Introduction

The DataWave project provides a general purpose framework to facilitate persistence, indexing and retrieval of both structured and unstructured textual objects. Central to DataWave’s design is that it leverages Apache Accumulo to implement a flexible data model and to implement ingest and query components that are robust and scalable.

Common use cases for DataWave include…

  • Data fusion across disparate datasets via DataWave’s document-oriented approach to persistence, indexing and retrieval of objects
  • Multi-tenant data architectures, with tenants having distinct security requirements and data access patterns
  • Construction and analysis of distributed graphs

Security

DataWave provides flexible and extensible data security features predicated on Accumulo’s security model. As a result, organizations can apply either coarse- or fine-grained access controls to their data, and they can leverage DataWave’s security API to apply custom role-based access controls for their users.

System Architecture

DataWave’s ingest and query components are loosely coupled to one another and may be configured to operate on distinct clusters, if desired. For example, in the configuration shown below, ingest services are segregated from query services so that CPU, memory, and network resources within the data warehouse cluster may be prioritized for query processing.

DataWave System Overview

If resource contention between ingest processing and query processing is not a primary concern, then DataWave may be hosted on a single, shared cluster environment. From the perspective of DataWave’s ingest and query applications, selecting one of these two deployment strategies is a matter of adjusting a handful of application settings.

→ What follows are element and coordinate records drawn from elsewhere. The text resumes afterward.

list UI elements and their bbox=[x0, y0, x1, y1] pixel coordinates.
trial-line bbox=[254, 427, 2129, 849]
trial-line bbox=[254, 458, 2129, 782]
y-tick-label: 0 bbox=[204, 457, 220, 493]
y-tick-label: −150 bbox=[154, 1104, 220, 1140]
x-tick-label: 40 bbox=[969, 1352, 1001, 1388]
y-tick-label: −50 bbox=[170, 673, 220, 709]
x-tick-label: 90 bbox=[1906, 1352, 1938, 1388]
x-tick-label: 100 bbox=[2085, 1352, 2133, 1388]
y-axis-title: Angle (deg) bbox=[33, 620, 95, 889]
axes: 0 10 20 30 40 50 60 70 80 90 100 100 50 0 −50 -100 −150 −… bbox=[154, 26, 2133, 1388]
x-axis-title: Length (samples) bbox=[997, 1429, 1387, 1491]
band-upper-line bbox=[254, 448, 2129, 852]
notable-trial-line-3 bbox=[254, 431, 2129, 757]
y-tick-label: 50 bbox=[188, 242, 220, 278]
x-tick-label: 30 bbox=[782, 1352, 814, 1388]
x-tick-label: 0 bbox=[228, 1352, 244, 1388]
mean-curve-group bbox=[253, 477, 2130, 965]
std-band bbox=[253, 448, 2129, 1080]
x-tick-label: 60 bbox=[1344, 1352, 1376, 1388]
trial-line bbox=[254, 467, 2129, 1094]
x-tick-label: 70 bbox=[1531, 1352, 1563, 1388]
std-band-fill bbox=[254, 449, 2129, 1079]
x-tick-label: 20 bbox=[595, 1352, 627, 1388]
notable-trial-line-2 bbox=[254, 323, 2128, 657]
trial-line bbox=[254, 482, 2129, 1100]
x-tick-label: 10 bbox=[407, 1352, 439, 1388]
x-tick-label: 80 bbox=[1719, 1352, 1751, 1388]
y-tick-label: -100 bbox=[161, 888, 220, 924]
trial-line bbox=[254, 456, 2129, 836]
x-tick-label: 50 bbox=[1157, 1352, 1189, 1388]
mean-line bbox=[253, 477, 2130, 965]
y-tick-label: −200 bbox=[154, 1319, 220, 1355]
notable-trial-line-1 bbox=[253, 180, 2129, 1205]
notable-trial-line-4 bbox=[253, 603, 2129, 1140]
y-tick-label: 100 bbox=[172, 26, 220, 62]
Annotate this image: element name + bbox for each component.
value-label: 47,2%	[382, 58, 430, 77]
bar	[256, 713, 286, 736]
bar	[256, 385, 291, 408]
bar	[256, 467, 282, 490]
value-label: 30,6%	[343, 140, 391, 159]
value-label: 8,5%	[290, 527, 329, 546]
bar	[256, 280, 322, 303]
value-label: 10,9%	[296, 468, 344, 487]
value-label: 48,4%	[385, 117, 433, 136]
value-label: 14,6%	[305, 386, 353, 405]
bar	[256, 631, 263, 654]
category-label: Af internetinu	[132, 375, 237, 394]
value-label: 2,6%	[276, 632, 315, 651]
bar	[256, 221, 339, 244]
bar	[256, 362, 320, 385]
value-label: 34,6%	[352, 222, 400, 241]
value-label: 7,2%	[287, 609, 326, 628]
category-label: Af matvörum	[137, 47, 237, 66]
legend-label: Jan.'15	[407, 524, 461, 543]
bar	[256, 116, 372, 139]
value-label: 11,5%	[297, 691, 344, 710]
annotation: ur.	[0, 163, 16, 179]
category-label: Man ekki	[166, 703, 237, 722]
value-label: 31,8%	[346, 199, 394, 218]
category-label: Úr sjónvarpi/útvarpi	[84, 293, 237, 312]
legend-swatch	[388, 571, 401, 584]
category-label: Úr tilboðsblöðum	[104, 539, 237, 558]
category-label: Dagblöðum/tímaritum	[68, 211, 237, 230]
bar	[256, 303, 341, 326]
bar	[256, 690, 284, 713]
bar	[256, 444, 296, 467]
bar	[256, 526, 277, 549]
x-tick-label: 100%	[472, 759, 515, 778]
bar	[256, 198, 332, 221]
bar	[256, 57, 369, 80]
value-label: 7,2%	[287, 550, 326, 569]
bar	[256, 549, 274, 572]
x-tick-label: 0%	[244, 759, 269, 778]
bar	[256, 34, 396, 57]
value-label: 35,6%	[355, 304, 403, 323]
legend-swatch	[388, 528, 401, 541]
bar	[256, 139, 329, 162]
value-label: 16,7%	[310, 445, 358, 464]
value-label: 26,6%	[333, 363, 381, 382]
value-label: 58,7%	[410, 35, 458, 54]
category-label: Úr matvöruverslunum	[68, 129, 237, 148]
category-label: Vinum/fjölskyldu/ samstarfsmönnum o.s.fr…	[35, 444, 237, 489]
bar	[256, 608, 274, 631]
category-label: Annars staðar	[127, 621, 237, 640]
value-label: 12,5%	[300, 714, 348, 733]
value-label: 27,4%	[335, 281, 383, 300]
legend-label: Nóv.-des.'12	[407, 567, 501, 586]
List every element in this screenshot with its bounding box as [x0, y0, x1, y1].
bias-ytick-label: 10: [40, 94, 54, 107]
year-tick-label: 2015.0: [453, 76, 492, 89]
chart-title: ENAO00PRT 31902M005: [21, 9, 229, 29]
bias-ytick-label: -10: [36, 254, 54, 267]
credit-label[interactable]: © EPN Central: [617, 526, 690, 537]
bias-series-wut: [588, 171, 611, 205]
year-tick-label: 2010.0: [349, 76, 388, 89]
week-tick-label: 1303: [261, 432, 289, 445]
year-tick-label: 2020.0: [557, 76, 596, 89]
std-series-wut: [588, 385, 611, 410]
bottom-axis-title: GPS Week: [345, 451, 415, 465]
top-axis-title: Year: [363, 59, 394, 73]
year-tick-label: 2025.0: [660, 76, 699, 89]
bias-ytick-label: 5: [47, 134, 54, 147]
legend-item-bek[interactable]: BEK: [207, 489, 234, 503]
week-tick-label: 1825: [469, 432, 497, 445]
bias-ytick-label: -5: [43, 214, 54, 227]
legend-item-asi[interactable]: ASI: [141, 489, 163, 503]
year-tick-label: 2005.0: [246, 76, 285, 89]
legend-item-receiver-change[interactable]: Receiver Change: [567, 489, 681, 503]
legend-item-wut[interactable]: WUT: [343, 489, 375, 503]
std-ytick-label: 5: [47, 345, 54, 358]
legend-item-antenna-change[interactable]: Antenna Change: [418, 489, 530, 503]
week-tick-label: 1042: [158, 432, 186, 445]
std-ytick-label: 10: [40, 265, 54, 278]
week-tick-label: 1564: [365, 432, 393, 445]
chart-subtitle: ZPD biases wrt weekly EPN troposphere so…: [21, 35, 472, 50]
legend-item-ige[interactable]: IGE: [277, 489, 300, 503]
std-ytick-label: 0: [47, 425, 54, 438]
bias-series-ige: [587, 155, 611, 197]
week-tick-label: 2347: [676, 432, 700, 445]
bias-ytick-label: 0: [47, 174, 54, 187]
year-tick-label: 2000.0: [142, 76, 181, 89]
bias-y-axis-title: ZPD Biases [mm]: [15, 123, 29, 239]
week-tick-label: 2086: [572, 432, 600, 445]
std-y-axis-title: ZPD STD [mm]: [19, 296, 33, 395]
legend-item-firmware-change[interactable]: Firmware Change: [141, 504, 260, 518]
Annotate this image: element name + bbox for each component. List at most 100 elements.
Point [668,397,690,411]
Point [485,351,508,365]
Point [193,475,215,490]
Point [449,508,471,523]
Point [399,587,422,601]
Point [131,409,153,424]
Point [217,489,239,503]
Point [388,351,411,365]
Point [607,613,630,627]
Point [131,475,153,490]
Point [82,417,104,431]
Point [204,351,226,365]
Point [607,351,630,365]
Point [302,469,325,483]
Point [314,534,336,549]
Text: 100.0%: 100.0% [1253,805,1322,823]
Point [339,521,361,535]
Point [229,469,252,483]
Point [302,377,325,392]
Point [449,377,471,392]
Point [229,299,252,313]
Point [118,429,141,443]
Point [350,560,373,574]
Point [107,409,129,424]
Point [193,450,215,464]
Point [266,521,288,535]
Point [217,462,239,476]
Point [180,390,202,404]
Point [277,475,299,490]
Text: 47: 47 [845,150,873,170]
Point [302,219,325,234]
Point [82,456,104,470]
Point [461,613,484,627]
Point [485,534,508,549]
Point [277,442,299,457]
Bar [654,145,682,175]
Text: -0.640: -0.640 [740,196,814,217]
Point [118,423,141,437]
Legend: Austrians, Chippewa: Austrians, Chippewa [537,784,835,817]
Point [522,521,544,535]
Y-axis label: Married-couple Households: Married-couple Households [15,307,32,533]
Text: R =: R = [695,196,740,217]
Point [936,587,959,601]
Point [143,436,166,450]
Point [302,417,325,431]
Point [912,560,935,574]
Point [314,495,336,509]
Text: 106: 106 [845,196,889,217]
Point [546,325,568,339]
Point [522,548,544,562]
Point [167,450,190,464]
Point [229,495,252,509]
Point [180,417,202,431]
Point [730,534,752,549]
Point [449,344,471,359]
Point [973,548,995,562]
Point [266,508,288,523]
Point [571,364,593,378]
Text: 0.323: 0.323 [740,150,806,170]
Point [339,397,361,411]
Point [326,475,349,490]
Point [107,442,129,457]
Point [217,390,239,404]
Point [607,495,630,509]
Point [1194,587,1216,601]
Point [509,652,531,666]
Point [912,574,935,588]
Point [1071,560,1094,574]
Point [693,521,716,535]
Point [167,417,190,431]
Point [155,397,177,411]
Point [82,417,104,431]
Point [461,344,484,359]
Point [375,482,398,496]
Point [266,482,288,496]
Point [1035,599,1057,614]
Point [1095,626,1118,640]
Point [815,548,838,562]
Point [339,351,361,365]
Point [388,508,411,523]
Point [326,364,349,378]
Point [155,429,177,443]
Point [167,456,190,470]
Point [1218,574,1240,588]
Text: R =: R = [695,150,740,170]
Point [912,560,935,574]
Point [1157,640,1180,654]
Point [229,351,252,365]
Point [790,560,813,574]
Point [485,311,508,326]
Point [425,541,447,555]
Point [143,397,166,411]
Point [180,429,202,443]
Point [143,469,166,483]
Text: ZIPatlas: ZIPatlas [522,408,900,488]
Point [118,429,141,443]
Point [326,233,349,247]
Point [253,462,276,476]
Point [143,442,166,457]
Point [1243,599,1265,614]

Regardless of the deployment strategy, the flow of data into and out of the system remains largely the same. Raw data to be ingested may arrive in a staging area for pre-processing, if needed, or it may be written directly to HDFS. Once the input data arrives in HDFS, DataWave will process it via MapReduce and ultimately write the MapReduce output to DataWave’s Accumulo tables in the data warehouse. Lastly, query clients utilize various web services exposed through DataWave’s REST API to retrieve data of interest from the warehouse Accumulo repository.